I knew it was going to be an uncomfortable period. Besides wearing wet clothes, we were wrestling. Sometimes we got in a big circle, and two people went in the middle and wrestled. I was the smallest, thinnest person in the class. No one was as small as me, and I couldn’t wrestle. I didn’t look forward to class. My teacher never said anything about my clothes. I don’t know if he didn’t notice or didn’t care.

I also don’t know if my teacher didn’t notice or didn’t care whenever he told us to pick teams in class. I was always the last one picked. It had been that way since elementary school and would go on that way into college. Even if someone was injured but could still play, that person would still be picked before I would be. Everyone based my playing ability on my size. They never gave me a chance. I wondered what it would be like to be wanted and be thought of as one of the better athletes in the class, but I knew it wasn’t going to happen. Many times I started to believe I was a weakling and a failure that no one wanted.

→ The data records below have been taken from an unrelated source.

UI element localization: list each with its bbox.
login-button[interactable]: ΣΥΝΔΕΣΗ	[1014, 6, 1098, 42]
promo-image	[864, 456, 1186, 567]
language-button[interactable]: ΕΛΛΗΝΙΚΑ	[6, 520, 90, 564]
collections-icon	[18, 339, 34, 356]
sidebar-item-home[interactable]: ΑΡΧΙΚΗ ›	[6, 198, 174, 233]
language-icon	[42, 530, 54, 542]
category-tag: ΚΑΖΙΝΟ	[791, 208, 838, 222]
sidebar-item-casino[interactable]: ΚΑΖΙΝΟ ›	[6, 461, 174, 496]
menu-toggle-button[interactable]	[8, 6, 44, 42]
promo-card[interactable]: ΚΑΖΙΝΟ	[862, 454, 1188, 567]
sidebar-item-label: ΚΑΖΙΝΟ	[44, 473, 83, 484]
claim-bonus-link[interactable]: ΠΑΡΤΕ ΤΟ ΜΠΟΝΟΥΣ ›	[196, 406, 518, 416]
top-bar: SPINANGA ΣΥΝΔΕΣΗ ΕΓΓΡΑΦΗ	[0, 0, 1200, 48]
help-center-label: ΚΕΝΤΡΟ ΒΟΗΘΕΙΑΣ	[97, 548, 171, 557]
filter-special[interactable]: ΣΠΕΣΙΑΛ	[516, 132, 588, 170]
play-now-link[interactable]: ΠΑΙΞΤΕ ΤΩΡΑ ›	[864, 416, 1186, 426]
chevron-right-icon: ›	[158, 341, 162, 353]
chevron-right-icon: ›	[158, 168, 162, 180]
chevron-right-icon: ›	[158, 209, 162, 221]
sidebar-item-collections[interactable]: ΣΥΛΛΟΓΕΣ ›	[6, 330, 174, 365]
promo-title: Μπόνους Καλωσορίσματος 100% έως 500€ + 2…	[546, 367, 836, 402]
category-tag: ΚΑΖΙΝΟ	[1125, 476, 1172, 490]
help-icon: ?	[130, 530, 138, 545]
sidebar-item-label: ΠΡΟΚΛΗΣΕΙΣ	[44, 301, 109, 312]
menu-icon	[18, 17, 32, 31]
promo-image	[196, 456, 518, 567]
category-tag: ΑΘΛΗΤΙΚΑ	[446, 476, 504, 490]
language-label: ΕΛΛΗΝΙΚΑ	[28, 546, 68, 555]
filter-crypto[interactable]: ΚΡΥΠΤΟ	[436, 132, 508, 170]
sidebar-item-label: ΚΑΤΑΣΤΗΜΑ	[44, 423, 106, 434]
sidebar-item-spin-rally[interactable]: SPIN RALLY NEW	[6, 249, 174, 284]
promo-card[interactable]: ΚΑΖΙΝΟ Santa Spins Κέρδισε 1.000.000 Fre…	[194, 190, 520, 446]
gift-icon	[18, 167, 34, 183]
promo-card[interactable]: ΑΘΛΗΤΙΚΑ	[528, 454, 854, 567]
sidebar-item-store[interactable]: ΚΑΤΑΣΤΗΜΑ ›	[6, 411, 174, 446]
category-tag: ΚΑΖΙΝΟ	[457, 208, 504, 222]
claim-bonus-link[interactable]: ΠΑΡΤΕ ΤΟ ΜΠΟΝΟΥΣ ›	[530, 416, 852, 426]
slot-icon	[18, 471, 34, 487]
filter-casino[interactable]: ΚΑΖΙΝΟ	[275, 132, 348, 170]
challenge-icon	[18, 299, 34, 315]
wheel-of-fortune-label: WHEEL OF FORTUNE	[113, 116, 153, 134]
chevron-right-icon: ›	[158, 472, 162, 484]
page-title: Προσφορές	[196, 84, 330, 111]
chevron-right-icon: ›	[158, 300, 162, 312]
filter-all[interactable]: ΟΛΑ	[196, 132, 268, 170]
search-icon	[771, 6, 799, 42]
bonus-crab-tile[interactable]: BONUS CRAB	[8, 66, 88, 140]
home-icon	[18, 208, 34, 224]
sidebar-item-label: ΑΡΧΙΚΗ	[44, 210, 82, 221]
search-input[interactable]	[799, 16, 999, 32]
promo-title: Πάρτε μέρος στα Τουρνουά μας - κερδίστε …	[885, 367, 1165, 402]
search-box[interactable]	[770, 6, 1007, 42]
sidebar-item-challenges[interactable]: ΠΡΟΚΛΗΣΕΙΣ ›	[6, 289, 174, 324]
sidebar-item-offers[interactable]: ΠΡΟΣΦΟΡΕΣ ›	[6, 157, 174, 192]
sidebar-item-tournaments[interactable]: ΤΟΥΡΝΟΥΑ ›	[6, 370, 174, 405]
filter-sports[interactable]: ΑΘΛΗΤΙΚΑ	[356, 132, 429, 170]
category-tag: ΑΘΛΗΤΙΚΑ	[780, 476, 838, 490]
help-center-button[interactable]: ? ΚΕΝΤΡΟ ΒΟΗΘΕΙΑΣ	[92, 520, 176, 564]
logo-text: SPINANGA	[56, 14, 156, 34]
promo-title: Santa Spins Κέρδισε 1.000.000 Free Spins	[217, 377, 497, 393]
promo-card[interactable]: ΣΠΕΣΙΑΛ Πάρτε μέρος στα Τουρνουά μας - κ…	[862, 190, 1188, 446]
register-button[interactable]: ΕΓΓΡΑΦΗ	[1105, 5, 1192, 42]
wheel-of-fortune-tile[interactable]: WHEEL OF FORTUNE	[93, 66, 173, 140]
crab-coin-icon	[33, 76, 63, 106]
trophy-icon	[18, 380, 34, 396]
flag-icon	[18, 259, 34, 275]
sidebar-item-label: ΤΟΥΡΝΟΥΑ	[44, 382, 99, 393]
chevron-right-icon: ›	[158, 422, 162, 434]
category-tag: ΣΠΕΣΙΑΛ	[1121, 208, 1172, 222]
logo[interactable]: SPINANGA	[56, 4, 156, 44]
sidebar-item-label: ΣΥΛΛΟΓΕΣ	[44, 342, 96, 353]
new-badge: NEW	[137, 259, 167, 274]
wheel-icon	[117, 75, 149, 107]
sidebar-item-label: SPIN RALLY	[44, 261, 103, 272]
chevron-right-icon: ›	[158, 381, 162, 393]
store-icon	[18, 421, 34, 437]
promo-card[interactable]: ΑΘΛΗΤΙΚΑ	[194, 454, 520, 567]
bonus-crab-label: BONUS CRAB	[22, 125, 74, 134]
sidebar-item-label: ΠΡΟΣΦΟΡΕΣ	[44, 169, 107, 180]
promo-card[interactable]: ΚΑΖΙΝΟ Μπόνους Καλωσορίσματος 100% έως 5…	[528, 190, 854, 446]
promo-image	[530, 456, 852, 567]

When we played I would always be stuck in the positions no one wanted. When we played hockey I was always the goalie and when we played football I was the center. No one thought I could run or catch. I didn’t think it was the greatest idea to make the smallest person on the team the center, but what did I know about sports. Even though I was just a center I did my job the best I could. I blocked the biggest guys in the class as they rushed the quarterback. I got thrown to the ground over and over again, but I always back up and did my job. Nobody else on the team seemed to care, but I knew that I had done my best.

I had many other bad experiences in my physical education classes. I dreaded going to class everyday. I didn’t look forward to being beaten up, humiliated and laughed at. I would lay in bed at night, my arms sore from the punches they had received from the bullies at school, and wonder what was wrong with me. Why did people treat me the way they did? I had never done anything wrong to them. I wondered what it would be like not to be picked on. I wanted to know what if felt like to be successful, or to at least be given a chance. I dreamed about what it was like to be treated equal to everyone else instead of less than. I didn’t have much of a chance in my physical education classes.

To the students that bully and make fun of other students: Think about what you’re doing. Would you like to be treated the same way that you’re treating that other person? The person that you might make into your enemy could have been your friend.

To those out there that were bullied or are being bullied: Don’t ever give up on yourself. You can do anything you want to do. Don’t ever let anyone stop you. In order to get from one side of the road to the other you must cross the traffic in between. Through dedication, hard work, and by believing in yourself you can do anything.

To the teachers and future teachers of physical education: Please do what you can to help prevent your students from having the same experiences I did. Don’t let students pick teams. Don’t test students in front of the rest of the class. Watch the students at all times and if you see students bullying other students do something about it. I believe that teachers can make a difference. I hope I can.